The US public don't appear to be completely fooled, despite a sharp economic downturn sales of organic food were up 16% in 2008. However, total organic meat sales are a paultry (there's a joke in there somewhere) 0.34% of total. That's $448mm vs $8.5bln on fruit & veg. Odd how people are happy eating non-organic meat but love their organic apples and lettuces. Having said that, I saw lots of very free-range, pasture-fed beef wandering around Arizona, the owners of which wore funny hats and boots, occasionally said 'yeeeha' and thought organics was for uptight, liberal citytypes (at least I think that's what they said).

Thursday, 5 March 2009

A Mars a day

The Financial Times today ran a fullpage article on 'Life beyond Earth' with the estimate of 360-38,000 life forms capable of interstellar communication. Now this could just be a little light diversion from their core subject matter, or perhaps it is serious investigation of new sources of finance for World Inc.

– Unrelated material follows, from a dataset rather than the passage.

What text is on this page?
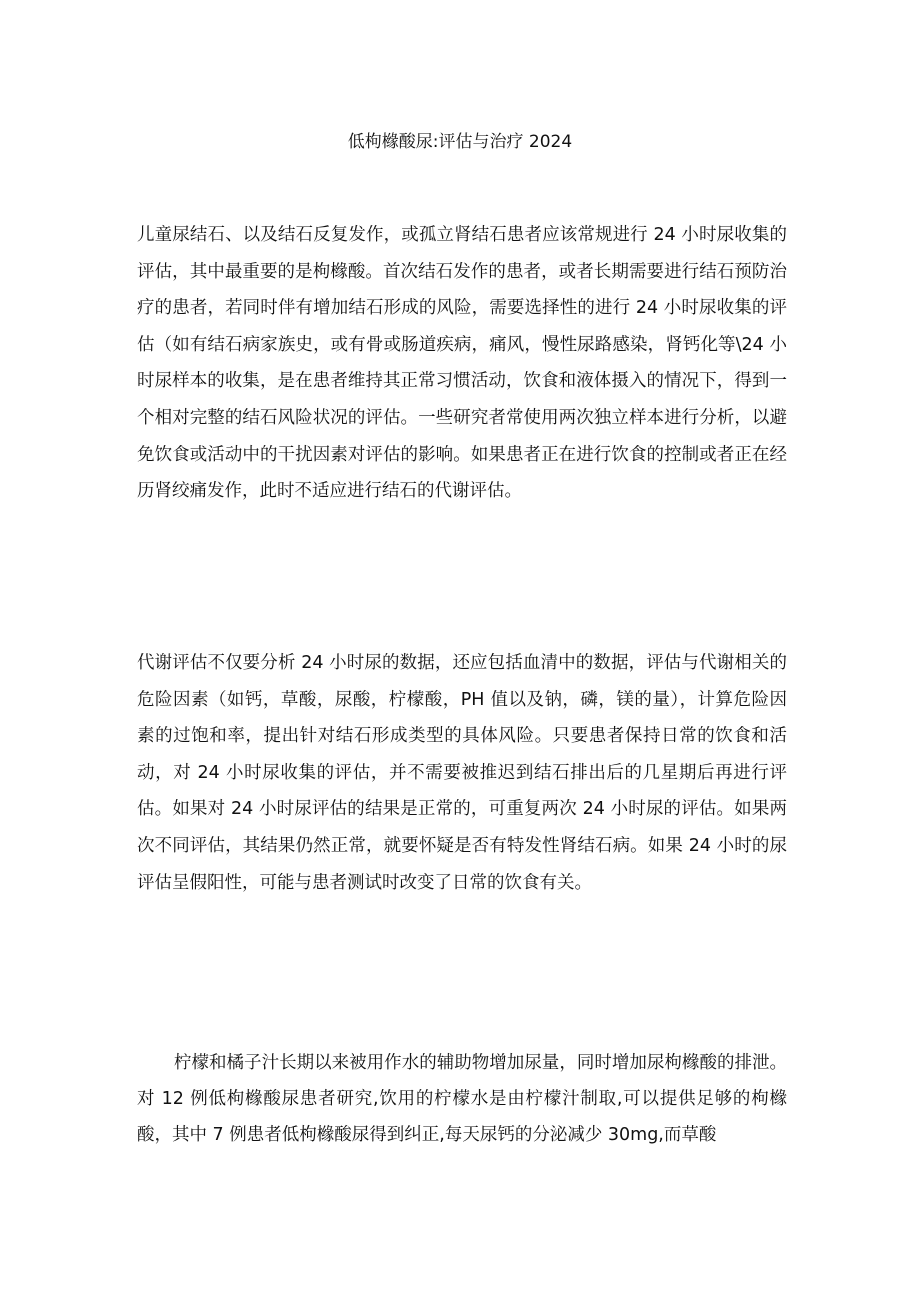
低枸橼酸尿:评估与治疗 2024

儿童尿结石、以及结石反复发作，或孤立肾结石患者应该常规进行 24 小时尿收集的评估，其中最重要的是枸橼酸。首次结石发作的患者，或者长期需要进行结石预防治疗的患者，若同时伴有增加结石形成的风险，需要选择性的进行 24 小时尿收集的评估（如有结石病家族史，或有骨或肠道疾病，痛风，慢性尿路感染，肾钙化等\24 小时尿样本的收集，是在患者维持其正常习惯活动，饮食和液体摄入的情况下，得到一个相对完整的结石风险状况的评估。一些研究者常使用两次独立样本进行分析，以避免饮食或活动中的干扰因素对评估的影响。如果患者正在进行饮食的控制或者正在经历肾绞痛发作，此时不适应进行结石的代谢评估。

代谢评估不仅要分析 24 小时尿的数据，还应包括血清中的数据，评估与代谢相关的危险因素（如钙，草酸，尿酸，柠檬酸，PH 值以及钠，磷，镁的量），计算危险因素的过饱和率，提出针对结石形成类型的具体风险。只要患者保持日常的饮食和活动，对 24 小时尿收集的评估，并不需要被推迟到结石排出后的几星期后再进行评估。如果对 24 小时尿评估的结果是正常的，可重复两次 24 小时尿的评估。如果两次不同评估，其结果仍然正常，就要怀疑是否有特发性肾结石病。如果 24 小时的尿评估呈假阳性，可能与患者测试时改变了日常的饮食有关。

柠檬和橘子汁长期以来被用作水的辅助物增加尿量，同时增加尿枸橼酸的排泄。对 12 例低枸橼酸尿患者研究,饮用的柠檬水是由柠檬汁制取,可以提供足够的枸橼酸，其中 7 例患者低枸橼酸尿得到纠正,每天尿钙的分泌减少 30mg,而草酸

Governments, via their central banks, are now borrowing vast amounts of money from themselves for nothing to purchase unvaluable assets (bank capital). It is a situation you can only get to through a step process of crisis management. It is not a promoter of sound money. However, quantitative easing is where we are at, printing money in the hope it reinflates the economy without debasing the currency in the process.

Anyway, sound money or no, the combination of a rapidly contracting tax base, extraordinary increases in public borrowing requirements due to bank bailouts, fiscal stimulus packages and rising social security spending (plus mounting pension liability questions, further bailouts, increased IMF funding requirements etc) in all countries, simultaneously means global sources of funding are somewhat stretched.

So, what if we could borrow from another race? Is the FT subtly suggesting Goldman's are out there trying to syndicate the first interplanetary bond underwriting? What if we could get one of the other 340 planets in the galaxy to take out an equity release mortgage with a third planet and use the proceeds to buy Treasury bonds? Problem solved. Another new source of financing to sustain us until for another decade or so, who knows?